The people here at Apple don’t just build products — they build the kind of wonder that’s revolutionized the entire world. It’s the diversity of those people and their ideas that inspires the innovation that runs through everything we do, from amazing technology to industry-leading environmental efforts. Join Apple, and help us leave the world better than we found it! Are you ready to be part of a team that turns innovative ideas into extraordinary products and experiences? The Apple Services Engineering - Experimentation data engineering team provides insights through data that drive decision-making for our engineering and product teams. We are looking for a Data Pipeline Engineer who can automate and build data pipelines for our search and recommendations features.

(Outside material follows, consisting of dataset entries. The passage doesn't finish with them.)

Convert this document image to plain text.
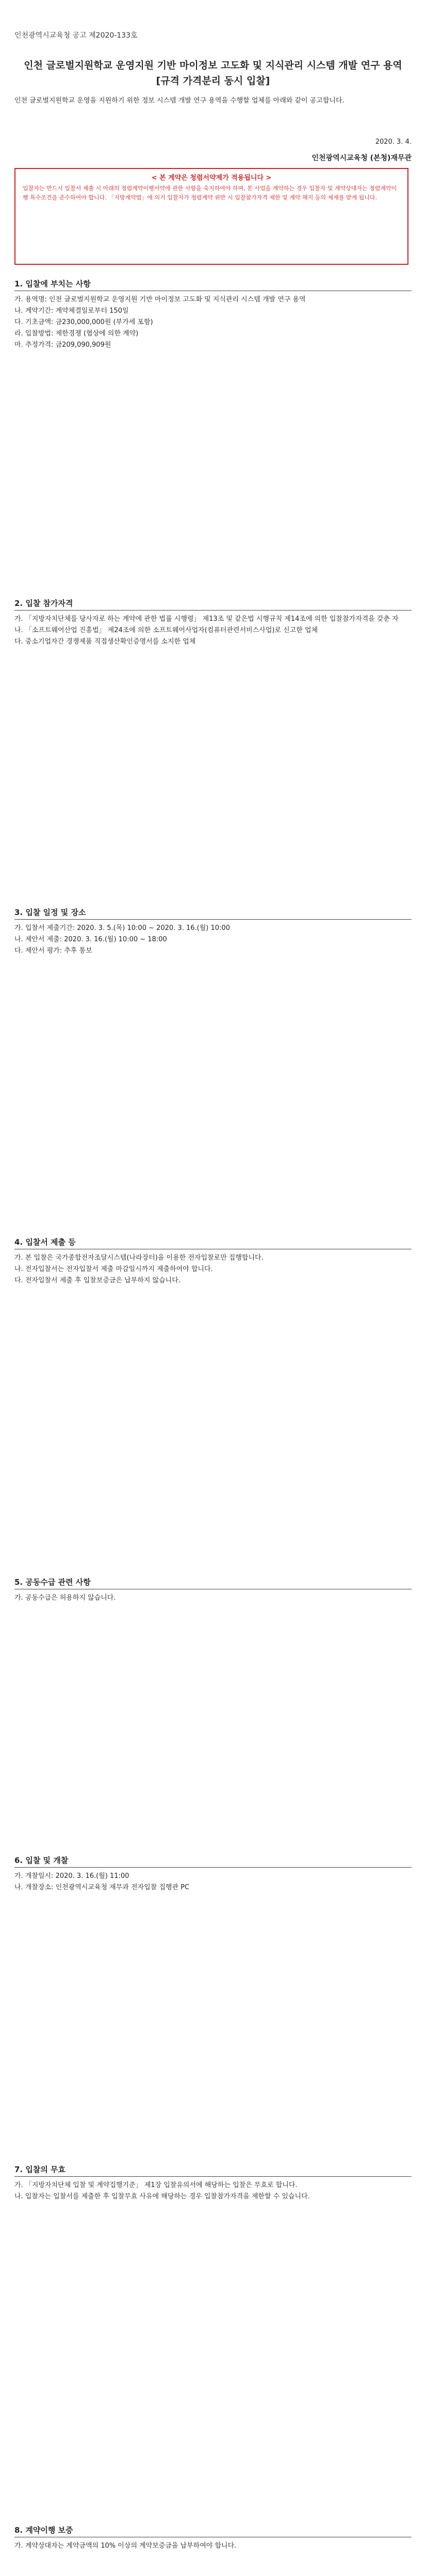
인천광역시교육청 공고 제2020-133호
인천 글로벌지원학교 운영지원 기반 마이정보 고도화 및 지식관리 시스템 개발 연구 용역
[규격 가격분리 동시 입찰]
인천 글로벌지원학교 운영을 지원하기 위한 정보 시스템 개발 연구 용역을 수행할 업체를 아래와 같이 공고합니다.
2020. 3. 4.
인천광역시교육청 (본청)재무관
< 본 계약은 청렴서약제가 적용됩니다 >
입찰자는 반드시 입찰서 제출 시 아래의 청렴계약이행서약에 관한 사항을 숙지하여야 하며, 본 사업을 계약하는 경우 입찰자 및 계약상대자는 청렴계약이행 특수조건을 준수하여야 합니다. 「지방계약법」에 의거 입찰자가 청렴계약 위반 시 입찰참가자격 제한 및 계약 해지 등의 제재를 받게 됩니다.
1. 입찰에 부치는 사항
가. 용역명: 인천 글로벌지원학교 운영지원 기반 마이정보 고도화 및 지식관리 시스템 개발 연구 용역
나. 계약기간: 계약체결일로부터 150일
다. 기초금액: 금230,000,000원 (부가세 포함)
라. 입찰방법: 제한경쟁 (협상에 의한 계약)
마. 추정가격: 금209,090,909원
2. 입찰 참가자격
가. 「지방자치단체를 당사자로 하는 계약에 관한 법률 시행령」 제13조 및 같은법 시행규칙 제14조에 의한 입찰참가자격을 갖춘 자
나. 「소프트웨어산업 진흥법」 제24조에 의한 소프트웨어사업자(컴퓨터관련서비스사업)로 신고한 업체
다. 중소기업자간 경쟁제품 직접생산확인증명서를 소지한 업체
3. 입찰 일정 및 장소
가. 입찰서 제출기간: 2020. 3. 5.(목) 10:00 ~ 2020. 3. 16.(월) 10:00
나. 제안서 제출: 2020. 3. 16.(월) 10:00 ~ 18:00
다. 제안서 평가: 추후 통보
4. 입찰서 제출 등
가. 본 입찰은 국가종합전자조달시스템(나라장터)을 이용한 전자입찰로만 집행합니다.
나. 전자입찰서는 전자입찰서 제출 마감일시까지 제출하여야 합니다.
다. 전자입찰서 제출 후 입찰보증금은 납부하지 않습니다.
5. 공동수급 관련 사항
가. 공동수급은 허용하지 않습니다.
6. 입찰 및 개찰
가. 개찰일시: 2020. 3. 16.(월) 11:00
나. 개찰장소: 인천광역시교육청 재무과 전자입찰 집행관 PC
7. 입찰의 무효
가. 「지방자치단체 입찰 및 계약집행기준」 제1장 입찰유의서에 해당하는 입찰은 무효로 합니다.
나. 입찰자는 입찰서를 제출한 후 입찰무효 사유에 해당하는 경우 입찰참가자격을 제한할 수 있습니다.
8. 계약이행 보증
가. 계약상대자는 계약금액의 10% 이상의 계약보증금을 납부하여야 합니다.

This team designs, executes, and builds tools for online experiments (A/B tests) and offline experiments (human relevance judgement) that help us improve and fine-tune our data-driven features. Your primary focus will be to automate the delivery of various datasets by working with Data Scientists on the team to understand critical metrics/KPIs and how they are derived. You will write and maintain the code that ingests, computes, and organizes various data sets.
Minimum Qualifications
Bachelors in Computer Science/Engineering or related field
3-5+ years’ demonstrated experience with Big Data systems, ETL, data processing, and analytics tools.
Proven experience working on big data systems and distributed computing, such as Hadoop and Spark.

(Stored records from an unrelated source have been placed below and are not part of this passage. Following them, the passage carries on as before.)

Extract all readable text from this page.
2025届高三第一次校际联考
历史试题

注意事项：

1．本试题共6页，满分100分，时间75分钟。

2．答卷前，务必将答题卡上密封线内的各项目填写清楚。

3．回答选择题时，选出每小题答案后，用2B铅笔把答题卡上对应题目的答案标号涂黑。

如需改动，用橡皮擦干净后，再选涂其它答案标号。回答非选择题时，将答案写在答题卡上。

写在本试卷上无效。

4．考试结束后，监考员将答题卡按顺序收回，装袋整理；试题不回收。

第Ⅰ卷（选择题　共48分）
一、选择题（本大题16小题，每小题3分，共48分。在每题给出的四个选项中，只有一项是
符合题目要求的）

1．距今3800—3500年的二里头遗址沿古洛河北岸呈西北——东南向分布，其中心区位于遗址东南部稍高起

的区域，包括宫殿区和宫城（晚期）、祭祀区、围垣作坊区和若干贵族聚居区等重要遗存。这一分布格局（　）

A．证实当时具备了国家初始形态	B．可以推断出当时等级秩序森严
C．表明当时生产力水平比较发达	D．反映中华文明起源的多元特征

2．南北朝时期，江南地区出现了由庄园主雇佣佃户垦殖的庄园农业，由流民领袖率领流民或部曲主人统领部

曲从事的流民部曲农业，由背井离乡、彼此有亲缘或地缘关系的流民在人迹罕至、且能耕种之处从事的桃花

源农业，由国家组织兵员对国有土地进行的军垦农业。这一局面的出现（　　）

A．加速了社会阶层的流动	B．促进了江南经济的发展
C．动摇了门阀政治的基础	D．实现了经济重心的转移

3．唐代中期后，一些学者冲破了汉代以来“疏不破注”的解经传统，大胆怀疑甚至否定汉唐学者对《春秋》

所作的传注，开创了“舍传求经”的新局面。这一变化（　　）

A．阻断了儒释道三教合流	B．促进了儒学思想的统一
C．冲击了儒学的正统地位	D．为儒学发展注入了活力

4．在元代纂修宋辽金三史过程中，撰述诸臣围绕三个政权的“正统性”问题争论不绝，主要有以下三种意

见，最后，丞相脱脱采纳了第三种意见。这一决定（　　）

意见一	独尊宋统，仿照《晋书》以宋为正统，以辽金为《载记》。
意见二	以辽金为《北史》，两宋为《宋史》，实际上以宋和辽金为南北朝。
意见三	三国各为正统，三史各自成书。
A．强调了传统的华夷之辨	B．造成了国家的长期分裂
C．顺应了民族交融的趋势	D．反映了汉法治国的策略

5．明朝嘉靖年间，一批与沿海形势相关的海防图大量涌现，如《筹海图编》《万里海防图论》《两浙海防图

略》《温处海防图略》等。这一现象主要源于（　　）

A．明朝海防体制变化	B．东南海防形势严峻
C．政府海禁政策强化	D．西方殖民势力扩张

Experience with programming languages such as Scala, Spark, or Python.
Experience maintaining a large software system and writing a test suite.
Preferred Qualifications
Proficiency in using query languages like SQL, Hive, and SparkSQL.
Experience with entity-relationship modeling and understanding of normalization.

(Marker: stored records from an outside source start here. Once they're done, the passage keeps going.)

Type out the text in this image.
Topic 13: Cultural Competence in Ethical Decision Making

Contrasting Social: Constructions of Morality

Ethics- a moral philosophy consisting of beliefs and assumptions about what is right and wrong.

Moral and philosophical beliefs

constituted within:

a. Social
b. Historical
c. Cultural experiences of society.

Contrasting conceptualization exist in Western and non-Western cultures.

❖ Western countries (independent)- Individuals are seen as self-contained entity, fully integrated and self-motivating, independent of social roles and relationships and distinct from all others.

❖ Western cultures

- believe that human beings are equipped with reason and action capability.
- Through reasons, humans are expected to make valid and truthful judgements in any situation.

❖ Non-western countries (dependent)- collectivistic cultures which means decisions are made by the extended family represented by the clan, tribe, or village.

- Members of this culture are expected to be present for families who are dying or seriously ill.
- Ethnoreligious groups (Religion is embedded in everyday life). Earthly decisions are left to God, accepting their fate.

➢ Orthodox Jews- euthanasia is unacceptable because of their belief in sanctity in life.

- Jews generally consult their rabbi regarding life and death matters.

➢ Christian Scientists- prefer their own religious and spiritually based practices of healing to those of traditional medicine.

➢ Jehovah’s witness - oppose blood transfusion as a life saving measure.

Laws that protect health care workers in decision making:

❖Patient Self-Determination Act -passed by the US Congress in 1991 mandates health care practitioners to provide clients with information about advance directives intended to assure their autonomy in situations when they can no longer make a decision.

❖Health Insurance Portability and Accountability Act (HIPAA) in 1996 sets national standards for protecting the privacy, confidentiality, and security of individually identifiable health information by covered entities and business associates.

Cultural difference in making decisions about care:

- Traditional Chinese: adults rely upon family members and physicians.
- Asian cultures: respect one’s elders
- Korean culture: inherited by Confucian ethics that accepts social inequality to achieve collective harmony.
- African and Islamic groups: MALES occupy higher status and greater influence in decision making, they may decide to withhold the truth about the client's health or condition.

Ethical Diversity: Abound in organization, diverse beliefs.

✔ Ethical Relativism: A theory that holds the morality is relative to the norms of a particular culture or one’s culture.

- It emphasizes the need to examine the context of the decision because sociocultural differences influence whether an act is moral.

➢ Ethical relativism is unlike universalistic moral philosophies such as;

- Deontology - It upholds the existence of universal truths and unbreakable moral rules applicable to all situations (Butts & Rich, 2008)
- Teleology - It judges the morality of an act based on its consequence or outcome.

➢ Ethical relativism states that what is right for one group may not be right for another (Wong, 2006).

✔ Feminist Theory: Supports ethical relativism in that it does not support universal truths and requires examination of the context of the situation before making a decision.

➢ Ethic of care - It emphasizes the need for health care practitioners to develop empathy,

Experience with sessionization of clickstream and time-series data is a plus.
Familiar with the concepts of dimensional modeling.
Experience with Continuous Integration, Version Control such as git.
Experience with data visualization tools, such as GGplot, etc.
Deep understanding of data structures and common methods in data transformation.
Keep up-to-date with the newest technology trends.
Working with software engineering teams to improve data collection procedures.
Processing, cleansing, and validating the integrity of data used for analysis.
Engineer code that is durable and reliable.
Performance tune and optimize code as data grows and needs change.
Generate reports (that can be automated) to present key insights to internal partners and leaders across engineering and product teams.
Showcase real passion for visualizing and making sense of data analysis.